Republicans and Democrats have both criticized Comey for his actions within the last year. In tweets on Wednesday morning before the hearing, President Trump described Comey as “the best thing that ever happened to Hillary Clinton in that he gave her a free pass for many bad deeds!”
Senator Ben Sasse asked Comey about WikiLeaks, the group that published thousands of hacked emails from Democratic officials during the 2016 election, another factor Clinton has cited as a reason for her defeat. Sasse asked Comey whether WikiLeaks qualified as a journalistic organization.
“To my mind, it crosses a line when it moves from being ability trying to educate a public and becoming about information porn without methods in regard to interest without regard to the First Amendment values that normally underlie press reporting and simply becomes a conduit for the Russian intelligence services and adversaries to push out information to damage the United States,” Comey said.
The FBI director drew a line between WikiLeaks and American journalists, who will notify the agency before publishing classified information, noting that WikiLeaks will “push it out in order to damage.”

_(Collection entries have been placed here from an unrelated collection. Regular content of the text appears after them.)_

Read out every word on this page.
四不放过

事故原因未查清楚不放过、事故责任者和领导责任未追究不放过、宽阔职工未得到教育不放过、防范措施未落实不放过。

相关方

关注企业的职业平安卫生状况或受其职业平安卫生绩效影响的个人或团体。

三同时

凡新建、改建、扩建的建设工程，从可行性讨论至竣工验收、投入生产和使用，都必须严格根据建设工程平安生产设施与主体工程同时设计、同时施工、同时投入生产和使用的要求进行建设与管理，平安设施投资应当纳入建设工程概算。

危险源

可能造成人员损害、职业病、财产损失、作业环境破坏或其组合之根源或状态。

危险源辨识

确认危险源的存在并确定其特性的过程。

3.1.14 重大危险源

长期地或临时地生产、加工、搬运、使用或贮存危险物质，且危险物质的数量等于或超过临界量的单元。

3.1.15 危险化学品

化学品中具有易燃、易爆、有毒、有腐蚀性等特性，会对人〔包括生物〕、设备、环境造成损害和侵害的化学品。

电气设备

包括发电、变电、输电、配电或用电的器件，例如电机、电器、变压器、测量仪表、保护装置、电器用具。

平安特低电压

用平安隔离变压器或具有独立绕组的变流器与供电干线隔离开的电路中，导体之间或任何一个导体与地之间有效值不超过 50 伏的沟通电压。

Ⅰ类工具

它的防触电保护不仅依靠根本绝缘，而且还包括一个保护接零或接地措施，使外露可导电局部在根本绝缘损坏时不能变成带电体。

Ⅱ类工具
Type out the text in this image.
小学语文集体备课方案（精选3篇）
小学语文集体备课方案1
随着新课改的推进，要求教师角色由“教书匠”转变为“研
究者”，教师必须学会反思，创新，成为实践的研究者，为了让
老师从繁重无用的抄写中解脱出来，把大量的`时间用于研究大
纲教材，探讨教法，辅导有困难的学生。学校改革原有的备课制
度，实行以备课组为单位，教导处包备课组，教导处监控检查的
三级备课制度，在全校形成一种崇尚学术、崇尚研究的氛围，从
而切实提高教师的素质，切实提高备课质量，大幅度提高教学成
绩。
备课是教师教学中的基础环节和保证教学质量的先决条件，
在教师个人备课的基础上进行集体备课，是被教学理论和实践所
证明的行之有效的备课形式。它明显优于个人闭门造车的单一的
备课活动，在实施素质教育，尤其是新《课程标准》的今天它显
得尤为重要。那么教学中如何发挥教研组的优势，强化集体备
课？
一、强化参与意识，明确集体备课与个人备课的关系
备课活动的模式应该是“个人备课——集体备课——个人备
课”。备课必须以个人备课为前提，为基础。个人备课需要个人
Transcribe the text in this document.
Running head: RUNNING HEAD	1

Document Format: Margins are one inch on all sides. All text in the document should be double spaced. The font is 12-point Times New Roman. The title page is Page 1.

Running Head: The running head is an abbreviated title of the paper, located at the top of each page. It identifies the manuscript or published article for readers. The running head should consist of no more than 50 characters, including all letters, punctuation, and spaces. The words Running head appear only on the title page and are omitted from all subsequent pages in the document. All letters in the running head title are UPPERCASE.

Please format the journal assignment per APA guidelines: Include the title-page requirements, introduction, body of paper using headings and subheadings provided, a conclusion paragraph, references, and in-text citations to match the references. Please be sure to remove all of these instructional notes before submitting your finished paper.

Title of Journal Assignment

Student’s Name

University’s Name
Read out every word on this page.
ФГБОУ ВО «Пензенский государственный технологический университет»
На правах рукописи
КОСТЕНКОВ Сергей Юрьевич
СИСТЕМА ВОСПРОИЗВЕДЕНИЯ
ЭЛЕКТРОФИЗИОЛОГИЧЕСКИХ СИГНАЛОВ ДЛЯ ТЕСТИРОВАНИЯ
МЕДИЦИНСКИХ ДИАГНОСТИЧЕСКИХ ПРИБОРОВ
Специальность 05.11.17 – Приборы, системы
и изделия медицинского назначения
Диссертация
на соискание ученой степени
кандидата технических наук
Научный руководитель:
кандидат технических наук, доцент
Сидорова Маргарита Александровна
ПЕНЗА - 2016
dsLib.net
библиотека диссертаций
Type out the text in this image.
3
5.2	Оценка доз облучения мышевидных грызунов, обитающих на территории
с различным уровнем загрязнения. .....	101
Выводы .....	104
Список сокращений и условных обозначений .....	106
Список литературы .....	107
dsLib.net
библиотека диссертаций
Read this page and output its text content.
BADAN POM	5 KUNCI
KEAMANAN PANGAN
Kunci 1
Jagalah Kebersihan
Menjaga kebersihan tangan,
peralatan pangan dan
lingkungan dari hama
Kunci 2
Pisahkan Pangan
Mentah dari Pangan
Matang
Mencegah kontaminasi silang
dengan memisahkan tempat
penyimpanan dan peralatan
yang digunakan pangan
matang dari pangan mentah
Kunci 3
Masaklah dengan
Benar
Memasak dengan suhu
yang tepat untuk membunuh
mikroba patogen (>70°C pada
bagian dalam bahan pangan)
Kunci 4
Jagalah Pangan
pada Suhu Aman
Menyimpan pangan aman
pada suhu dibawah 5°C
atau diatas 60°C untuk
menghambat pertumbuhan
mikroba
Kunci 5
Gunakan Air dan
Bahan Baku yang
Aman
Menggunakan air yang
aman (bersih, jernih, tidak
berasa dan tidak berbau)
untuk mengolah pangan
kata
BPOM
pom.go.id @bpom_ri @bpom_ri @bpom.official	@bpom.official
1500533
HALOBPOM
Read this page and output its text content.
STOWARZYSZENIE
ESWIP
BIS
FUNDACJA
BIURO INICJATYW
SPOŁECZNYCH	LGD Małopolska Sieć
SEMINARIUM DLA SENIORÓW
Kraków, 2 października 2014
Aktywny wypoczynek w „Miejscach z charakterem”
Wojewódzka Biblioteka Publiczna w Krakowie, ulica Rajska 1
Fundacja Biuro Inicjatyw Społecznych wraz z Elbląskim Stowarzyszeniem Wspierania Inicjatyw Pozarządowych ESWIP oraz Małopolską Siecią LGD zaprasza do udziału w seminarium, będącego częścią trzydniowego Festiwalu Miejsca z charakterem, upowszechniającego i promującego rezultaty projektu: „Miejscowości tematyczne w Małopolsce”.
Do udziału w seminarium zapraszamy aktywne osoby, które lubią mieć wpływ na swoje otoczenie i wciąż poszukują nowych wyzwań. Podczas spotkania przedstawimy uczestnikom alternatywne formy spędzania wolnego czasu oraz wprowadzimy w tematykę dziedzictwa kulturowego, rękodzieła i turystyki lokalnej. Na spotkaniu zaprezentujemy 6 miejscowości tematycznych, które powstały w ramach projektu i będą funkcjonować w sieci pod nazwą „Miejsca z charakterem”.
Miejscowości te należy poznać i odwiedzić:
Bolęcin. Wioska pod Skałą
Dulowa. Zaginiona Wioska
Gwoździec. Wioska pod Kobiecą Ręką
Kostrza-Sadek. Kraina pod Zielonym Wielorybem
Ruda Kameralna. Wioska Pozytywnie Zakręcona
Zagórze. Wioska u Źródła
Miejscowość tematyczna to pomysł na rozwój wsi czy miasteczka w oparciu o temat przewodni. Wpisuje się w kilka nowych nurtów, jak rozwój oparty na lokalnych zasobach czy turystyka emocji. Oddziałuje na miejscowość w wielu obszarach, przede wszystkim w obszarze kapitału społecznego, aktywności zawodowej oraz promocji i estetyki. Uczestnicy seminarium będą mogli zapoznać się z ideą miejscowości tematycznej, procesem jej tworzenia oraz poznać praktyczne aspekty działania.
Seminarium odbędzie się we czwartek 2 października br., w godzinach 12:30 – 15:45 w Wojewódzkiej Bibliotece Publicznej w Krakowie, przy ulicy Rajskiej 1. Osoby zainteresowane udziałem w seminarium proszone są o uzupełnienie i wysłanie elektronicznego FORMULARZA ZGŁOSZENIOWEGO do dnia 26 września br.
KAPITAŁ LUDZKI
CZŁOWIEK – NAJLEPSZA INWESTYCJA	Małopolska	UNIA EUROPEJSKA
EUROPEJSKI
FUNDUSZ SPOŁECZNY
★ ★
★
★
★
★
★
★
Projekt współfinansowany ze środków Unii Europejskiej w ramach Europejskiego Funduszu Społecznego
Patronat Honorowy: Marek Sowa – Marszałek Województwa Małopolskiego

In his opening remarks, Chairman Chuck Grassley blasted the agency, and notably, the agency’s handling of a dossier written by a former British intelligence officer published by BuzzFeed News in January, which accused Trump of close ties to the Russian government. The dossier contained a number of damaging, but ultimately unsubstantiated allegations about the president.
“The public needs to know what role the dossier has played and where it came from and we need to know whether there was anything improper going on between the Trump campaign and the Russians. Or are these more allegations just a partisan smear campaign that manipulated our government into chasing a conspiracy theory,” Grassley said.
Questions about the ongoing investigation into the Trump campaign and Russian interference with the 2016 election resurfaced on Wednesday, though Comey said he would not discuss it until it was finished.
“I would expect we're not going to say another peep about it until we're done, and I don't know what will be said when we're done, but that's the way we handled the Clinton investigation as well,” he said.
Senator Lindsey Graham later asked Comey about a separate issue raised earlier this year regarding the unmasking of individuals in intelligence reports. Graham asked whether the agency has required the unmasking of an American citizen caught up in incidental collection. “Yes,” Comey said, adding later that he was not aware of any requests by the White Houses to unmask American citizens in 2015 or 2016.
Graham’s line of questioning stems from reports that former National Security Advisor Susan Rice asked for the identities of Trump transition team officials in intelligence reports to be revealed. Rice told MSNBC’s Andrea Mitchell in April that requesting the names of people swept up in intelligence surveillance is not unusual and that allegations that she would so for political purposes was “absolutely false.” Comey noted that the national security adviser is among a small group of people who can request such information.